Rising real yields to protect Sterling from QE
The combination of falling inflation and subsequent rise in real yields should support the pound, in particular against the euro, despite the increased likelihood of further quantitative easing in the UK.
The dovish tone of the Bank of England’s quarterly inflation report, released on Wednesday, in which the Bank said it expected economic activity to be broadly flat until the second half of 2012 and lowered its inflation forecast to 1.3% in two years, failed to have a significant currency effect. “The recent move lower in GBPUSD has been more a result of dollar strength rather than inherent sterling weakness”, says Elsa Lignos, senior currency strategist at RBC Capital Markets. “The pound has traded flat against the euro and our bias is still to the upside for sterling versus the euro.”
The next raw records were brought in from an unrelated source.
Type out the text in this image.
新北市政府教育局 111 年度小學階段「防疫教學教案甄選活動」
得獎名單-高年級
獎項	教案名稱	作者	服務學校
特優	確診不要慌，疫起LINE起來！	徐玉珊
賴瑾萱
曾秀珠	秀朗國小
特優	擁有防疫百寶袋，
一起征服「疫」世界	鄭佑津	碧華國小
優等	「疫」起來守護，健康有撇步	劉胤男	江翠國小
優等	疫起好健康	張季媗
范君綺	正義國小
Despite GBPUSD breaching the 1.5820 support level earlier in the day, cable remained relatively resilient in the face of worse than expected employment data as well as the gloomy inflation report on Wednesday, while EURGBP registered only a small move higher, trading up only 30 pips from the 0.8540 open.
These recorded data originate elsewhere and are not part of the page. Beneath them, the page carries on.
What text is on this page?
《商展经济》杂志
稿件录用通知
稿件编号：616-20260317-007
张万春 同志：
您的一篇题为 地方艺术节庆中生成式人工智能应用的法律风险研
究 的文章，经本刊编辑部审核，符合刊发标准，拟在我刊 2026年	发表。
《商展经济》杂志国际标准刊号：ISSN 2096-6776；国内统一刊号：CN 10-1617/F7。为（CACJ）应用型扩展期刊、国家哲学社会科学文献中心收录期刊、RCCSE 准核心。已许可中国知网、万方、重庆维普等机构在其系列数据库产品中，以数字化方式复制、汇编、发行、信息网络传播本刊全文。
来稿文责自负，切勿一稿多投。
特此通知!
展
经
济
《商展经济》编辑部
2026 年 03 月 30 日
Traders said strong reserve manager buying had offset sterling weakness, with central banks in a position of strength over speculators looking to push cable through further technical levels.
Although the gloomy report on the UK economic outlook made the possibility of further aggressive asset purchases from the Bank of England more likely, sterling’s recent history indicates this may not pose a particularly great threat to the currency.
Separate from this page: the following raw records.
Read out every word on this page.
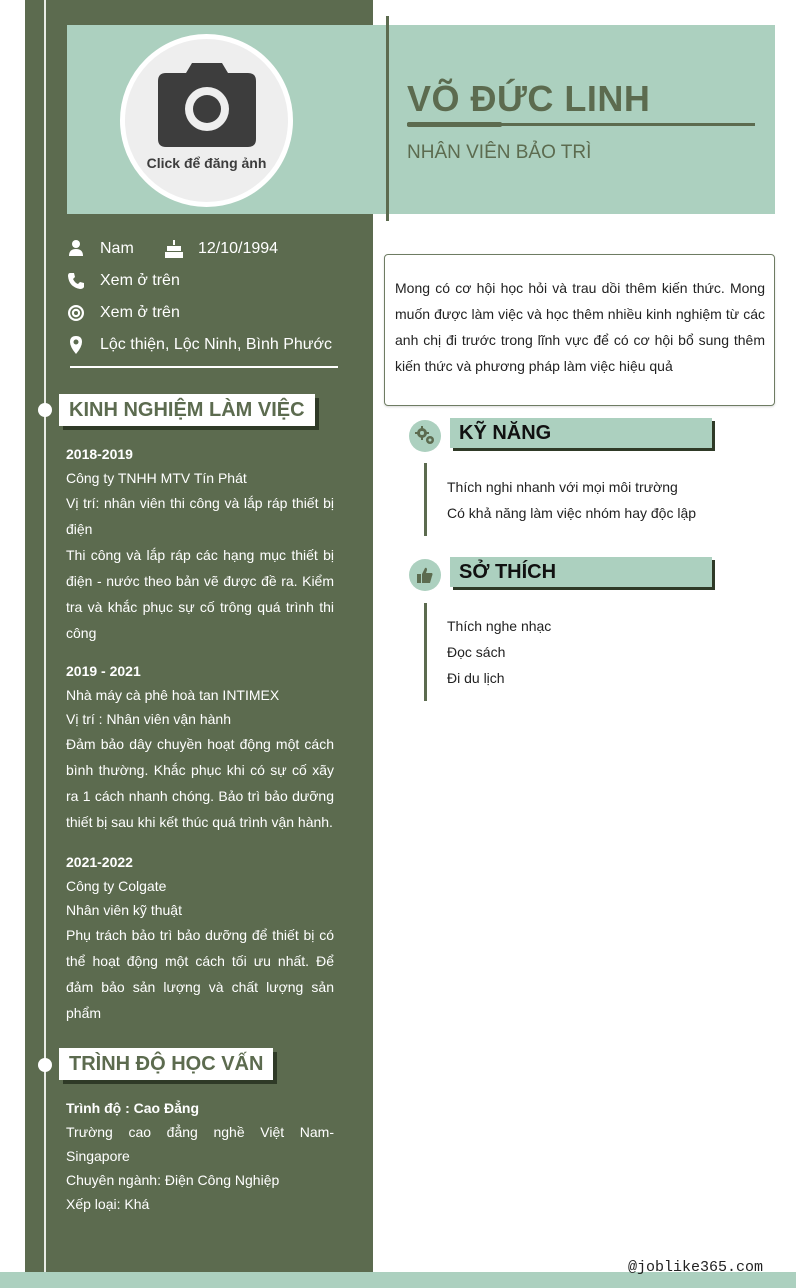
Click để đăng ảnh
VÕ ĐỨC LINH
NHÂN VIÊN BẢO TRÌ
Nam	12/10/1994
Xem ở trên
Xem ở trên
Lộc thiện, Lộc Ninh, Bình Phước
KINH NGHIỆM LÀM VIỆC
2018-2019
Công ty TNHH MTV Tín Phát
Vị trí: nhân viên thi công và lắp ráp thiết bị điện
Thi công và lắp ráp các hạng mục thiết bị điện - nước theo bản vẽ được đề ra. Kiểm tra và khắc phục sự cố trông quá trình thi công
2019 - 2021
Nhà máy cà phê hoà tan INTIMEX
Vị trí : Nhân viên vận hành
Đảm bảo dây chuyền hoạt động một cách bình thường. Khắc phục khi có sự cố xãy ra 1 cách nhanh chóng. Bảo trì bảo dưỡng thiết bị sau khi kết thúc quá trình vận hành.
2021-2022
Công ty Colgate
Nhân viên kỹ thuật
Phụ trách bảo trì bảo dưỡng để thiết bị có thể hoạt động một cách tối ưu nhất. Để đảm bảo sản lượng và chất lượng sản phẩm
TRÌNH ĐỘ HỌC VẤN
Trình độ : Cao Đẳng
Trường cao đẳng nghề Việt Nam-Singapore
Chuyên ngành: Điện Công Nghiệp
Xếp loại: Khá
Mong có cơ hội học hỏi và trau dồi thêm kiến thức. Mong muốn được làm việc và học thêm nhiều kinh nghiệm từ các anh chị đi trước trong lĩnh vực để có cơ hội bổ sung thêm kiến thức và phương pháp làm việc hiệu quả
KỸ NĂNG
Thích nghi nhanh với mọi môi trường
Có khả năng làm việc nhóm hay độc lập
SỞ THÍCH
Thích nghe nhạc
Đọc sách
Đi du lịch
@joblike365.com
“Conventional wisdom suggests that quantitative easing should weaken the currency, as the central bank increases the supply of money but this doesn’t seem to match up with the price action”, says Lignos.
While Gilt yields have fallen in the month since the announcement from the already low level of approximately 2.4% towards 2.2%, the pound has appreciated on a trade weighted basis by nearly 2.5%.
|GBP trade-weighted index|
“This is a very interesting reaction of the pound” says Peter Kinsella, FX strategist at Commerzbank. “One would normally expect the pound to depreciate as concerns of currency debasement abound, yet the opposite seems to be the case.” Indeed, the Bank of England’s own research points out that that not only was the “announcement effect” on sterling of its decision to engage in a first round of quantitative easing relatively small, but the longer-term effects of QE on the pound were marginal.
“With the most recent announcement of QE2 having had an even smaller impact you would be hard pushed to argue any further successive rounds will really weaken the pound” says Lignos.
While the pound is hardly poised for a massive rally given the weak UK growth outlook and the vulnerability of the British banking system, the currency may nevertheless benefit as real yields in the UK- currently among the lowest of G4 countries - look set to improve in coming months.
“In this environment the market will increasingly focus upon yield rather than growth and what is obvious is that inflation will not likely be one of the main issues running against the pound in the new year, hence the potential to outperform on a relative basis” says Kinsella.